轻掺杂共轭聚合物作为有机薄膜晶体管的一种元件，具有高的非稳态电导率，受到了广泛的关注。在本研究中，系统研究了掺杂剂负载对具有可控区域规则的基准半导体聚合物聚（3-己基噻吩）（P3HT）结构演变和光电性能变化的影响，特别是与晶体管性能的关系。随着摩尔掺杂比（MDR， [F4TCNQ]/[己基噻吩]）的增加，掺杂p型分子掺杂剂2,3,5,6-四氟-7,7,8,8-四氰喹啉二甲烷（F4TCNQ）的p3ht呈现出不同的纳米结构。在低mdr（≤0.015）下，与F4TCNQ共混后，97% %的区域规则P3HT的成核和晶体生长得到了显著增强。在MDR = 0.015时，掺杂的P3HT薄膜表现出高度有序的共轭纳米畴，其场效应迁移率高达0.10 cm2 V−1 s−1，大大高于未掺杂的P3HT（~ 10−3 cm2 V−1 s−1）。在较高掺杂水平（MDR≥0.05）时，掺杂的P3HT薄膜呈现出较大的聚集体，且长程有序度较低，导致晶体管性能较差，而其电导率随着MDR的增加而逐渐增加。同样，当F4TCNQ加载时，区域规则度为55% %的区域随机P3HT显示出聚集的纳米结构，但其电学性能在总体MDR范围内远低于区域规则P3HT（0.005 - 0.5）。此外，一种基于二酮吡咯的p型供体-受体共聚物在轻掺杂时表现出了微FET的改善，就像r- p3ht和rra-P3HT中的微FET趋势一样。这些发现将为掺杂共轭聚合物的各种电子应用的发展提供有价值的见解。

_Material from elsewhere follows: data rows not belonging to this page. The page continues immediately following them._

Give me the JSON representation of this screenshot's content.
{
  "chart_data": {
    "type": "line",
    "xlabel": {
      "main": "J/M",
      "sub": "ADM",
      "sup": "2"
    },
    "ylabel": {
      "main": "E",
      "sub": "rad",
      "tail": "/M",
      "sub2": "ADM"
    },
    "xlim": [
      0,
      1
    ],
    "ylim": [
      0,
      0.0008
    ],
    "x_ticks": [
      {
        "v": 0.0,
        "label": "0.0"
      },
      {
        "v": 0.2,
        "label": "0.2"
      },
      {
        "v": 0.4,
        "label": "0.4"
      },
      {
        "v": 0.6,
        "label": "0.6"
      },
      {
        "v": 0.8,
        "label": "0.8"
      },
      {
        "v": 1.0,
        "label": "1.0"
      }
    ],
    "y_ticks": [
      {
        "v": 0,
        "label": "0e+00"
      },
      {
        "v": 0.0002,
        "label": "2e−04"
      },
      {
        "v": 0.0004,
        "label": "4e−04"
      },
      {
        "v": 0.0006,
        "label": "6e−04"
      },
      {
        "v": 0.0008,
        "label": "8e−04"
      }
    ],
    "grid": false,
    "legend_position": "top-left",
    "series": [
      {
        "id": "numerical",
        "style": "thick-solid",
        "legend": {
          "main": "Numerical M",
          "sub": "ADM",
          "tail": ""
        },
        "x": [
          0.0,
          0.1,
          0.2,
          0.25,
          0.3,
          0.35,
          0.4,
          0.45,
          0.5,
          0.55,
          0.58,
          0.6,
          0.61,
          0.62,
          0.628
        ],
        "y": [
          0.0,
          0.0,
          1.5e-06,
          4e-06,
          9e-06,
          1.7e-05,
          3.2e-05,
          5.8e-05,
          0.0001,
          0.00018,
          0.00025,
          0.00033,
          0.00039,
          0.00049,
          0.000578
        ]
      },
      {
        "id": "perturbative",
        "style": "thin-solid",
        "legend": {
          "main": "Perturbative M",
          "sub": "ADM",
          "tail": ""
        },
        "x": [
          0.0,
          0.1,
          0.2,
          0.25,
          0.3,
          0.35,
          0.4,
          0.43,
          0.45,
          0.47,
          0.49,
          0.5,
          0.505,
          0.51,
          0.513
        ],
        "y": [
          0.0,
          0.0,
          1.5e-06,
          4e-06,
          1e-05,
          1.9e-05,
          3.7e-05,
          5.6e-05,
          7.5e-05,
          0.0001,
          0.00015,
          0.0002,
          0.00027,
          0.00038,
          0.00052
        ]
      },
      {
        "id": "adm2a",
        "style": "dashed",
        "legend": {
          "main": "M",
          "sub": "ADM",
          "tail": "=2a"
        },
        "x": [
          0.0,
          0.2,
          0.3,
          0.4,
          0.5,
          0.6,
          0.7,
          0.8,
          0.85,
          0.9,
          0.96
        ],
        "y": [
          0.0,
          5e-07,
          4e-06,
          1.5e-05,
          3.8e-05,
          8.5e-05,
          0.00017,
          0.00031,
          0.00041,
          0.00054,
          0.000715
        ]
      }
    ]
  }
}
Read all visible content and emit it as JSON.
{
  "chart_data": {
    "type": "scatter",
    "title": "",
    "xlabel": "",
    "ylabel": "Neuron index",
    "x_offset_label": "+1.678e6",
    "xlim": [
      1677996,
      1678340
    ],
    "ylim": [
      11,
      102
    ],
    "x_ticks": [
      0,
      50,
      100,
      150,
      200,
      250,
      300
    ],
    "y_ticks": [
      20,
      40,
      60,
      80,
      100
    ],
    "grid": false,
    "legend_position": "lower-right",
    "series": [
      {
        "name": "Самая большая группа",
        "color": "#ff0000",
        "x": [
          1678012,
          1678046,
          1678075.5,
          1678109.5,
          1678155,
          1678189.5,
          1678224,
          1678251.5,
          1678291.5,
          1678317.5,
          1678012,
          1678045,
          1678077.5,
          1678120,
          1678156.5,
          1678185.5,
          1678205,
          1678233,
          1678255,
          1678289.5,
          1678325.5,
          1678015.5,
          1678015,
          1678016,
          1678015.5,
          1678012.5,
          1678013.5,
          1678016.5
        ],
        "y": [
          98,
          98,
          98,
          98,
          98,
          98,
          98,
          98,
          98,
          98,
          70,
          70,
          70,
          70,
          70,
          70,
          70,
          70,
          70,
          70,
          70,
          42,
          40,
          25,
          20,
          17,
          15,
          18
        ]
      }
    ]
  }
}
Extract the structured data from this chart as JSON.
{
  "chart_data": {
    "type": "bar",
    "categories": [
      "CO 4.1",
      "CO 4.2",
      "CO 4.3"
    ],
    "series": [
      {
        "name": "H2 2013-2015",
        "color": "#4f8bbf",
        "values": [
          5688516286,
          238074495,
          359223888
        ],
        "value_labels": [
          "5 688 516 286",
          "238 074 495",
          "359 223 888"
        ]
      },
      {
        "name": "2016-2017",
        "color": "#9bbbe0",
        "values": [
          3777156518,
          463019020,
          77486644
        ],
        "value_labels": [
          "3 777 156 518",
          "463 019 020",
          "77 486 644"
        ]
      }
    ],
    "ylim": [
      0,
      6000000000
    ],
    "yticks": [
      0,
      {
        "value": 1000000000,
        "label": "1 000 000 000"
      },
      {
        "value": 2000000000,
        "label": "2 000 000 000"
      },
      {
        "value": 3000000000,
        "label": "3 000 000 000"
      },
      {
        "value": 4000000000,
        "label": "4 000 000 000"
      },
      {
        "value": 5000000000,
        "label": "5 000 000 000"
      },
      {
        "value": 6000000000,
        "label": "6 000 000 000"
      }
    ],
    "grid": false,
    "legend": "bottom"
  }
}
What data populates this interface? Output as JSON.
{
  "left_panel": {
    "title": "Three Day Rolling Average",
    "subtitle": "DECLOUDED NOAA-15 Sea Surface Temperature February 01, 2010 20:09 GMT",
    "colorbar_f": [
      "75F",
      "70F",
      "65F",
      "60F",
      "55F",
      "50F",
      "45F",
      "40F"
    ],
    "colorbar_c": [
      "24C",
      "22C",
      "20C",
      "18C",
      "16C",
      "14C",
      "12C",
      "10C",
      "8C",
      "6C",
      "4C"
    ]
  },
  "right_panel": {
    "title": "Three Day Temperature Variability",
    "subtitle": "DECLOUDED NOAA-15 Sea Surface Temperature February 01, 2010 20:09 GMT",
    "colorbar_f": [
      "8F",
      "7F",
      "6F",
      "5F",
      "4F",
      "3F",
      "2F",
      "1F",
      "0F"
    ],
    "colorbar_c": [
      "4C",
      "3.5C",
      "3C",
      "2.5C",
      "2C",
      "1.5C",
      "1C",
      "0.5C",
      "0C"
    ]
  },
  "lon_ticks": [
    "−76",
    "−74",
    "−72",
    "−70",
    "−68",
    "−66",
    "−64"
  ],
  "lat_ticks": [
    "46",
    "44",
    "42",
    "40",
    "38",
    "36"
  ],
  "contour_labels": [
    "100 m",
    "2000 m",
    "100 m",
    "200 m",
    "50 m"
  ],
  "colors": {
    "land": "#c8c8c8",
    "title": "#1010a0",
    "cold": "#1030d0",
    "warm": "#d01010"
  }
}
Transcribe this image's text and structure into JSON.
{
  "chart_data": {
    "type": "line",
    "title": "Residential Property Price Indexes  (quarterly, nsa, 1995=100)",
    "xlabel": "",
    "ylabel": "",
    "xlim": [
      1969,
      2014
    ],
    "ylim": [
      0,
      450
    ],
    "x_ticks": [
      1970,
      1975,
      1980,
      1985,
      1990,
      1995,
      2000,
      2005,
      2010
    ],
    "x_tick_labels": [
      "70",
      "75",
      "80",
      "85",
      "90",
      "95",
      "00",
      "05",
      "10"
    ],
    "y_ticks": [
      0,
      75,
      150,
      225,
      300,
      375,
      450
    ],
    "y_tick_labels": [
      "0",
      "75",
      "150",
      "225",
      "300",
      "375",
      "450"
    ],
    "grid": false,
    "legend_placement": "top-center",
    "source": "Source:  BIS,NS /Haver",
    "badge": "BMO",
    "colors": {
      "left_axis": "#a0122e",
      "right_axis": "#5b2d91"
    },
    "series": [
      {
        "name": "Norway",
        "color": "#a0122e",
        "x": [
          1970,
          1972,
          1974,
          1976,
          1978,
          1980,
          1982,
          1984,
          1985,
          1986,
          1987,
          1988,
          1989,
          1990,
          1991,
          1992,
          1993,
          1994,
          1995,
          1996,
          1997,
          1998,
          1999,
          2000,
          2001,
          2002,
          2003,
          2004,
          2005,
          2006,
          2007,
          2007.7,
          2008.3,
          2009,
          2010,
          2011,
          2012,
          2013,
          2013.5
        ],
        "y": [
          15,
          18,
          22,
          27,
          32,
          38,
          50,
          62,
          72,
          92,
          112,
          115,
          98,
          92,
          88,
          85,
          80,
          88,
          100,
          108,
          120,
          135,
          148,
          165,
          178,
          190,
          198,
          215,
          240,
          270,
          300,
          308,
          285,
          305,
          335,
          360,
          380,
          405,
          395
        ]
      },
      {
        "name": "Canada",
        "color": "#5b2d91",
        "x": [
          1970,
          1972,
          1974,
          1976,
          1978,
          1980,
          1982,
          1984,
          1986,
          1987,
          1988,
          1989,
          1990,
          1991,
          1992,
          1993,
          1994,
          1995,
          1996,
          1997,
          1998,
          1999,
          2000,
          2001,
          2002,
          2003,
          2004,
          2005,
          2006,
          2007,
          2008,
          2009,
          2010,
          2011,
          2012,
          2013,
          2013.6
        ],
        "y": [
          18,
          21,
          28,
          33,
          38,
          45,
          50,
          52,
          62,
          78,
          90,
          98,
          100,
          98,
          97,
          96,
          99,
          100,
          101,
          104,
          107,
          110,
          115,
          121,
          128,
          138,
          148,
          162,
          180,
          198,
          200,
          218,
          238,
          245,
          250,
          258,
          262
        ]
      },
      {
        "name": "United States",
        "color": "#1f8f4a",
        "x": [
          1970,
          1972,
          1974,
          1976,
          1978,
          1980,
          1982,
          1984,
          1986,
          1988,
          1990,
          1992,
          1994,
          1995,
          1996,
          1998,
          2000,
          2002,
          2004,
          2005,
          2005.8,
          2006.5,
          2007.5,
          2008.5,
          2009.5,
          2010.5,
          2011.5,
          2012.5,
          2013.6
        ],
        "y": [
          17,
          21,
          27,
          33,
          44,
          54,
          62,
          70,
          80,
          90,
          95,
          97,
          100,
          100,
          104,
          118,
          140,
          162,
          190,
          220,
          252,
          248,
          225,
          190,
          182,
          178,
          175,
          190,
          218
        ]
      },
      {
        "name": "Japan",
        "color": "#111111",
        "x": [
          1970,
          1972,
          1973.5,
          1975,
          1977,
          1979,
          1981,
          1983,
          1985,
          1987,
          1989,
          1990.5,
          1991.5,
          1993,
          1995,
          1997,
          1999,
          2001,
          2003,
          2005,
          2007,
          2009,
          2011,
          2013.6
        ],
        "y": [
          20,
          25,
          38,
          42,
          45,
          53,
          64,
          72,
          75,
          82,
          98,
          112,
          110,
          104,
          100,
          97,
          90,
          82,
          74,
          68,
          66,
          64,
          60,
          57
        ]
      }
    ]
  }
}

本文章由计算机程序翻译，如有差异，请以英文原文为准。

求助全文

约1分钟内获得全文求助全文

来源期刊

Synthetic Metals 工程技术-材料科学：综合

CiteScore

8.30

自引率

4.50%

发文量

189

审稿时长

33 days

期刊介绍： This journal is an international medium for the rapid publication of original research papers, short communications and subject reviews dealing with research on and applications of electronic polymers and electronic molecular materials including novel carbon architectures. These functional materials have the properties of metals, semiconductors or magnets and are distinguishable from elemental and alloy/binary metals, semiconductors and magnets.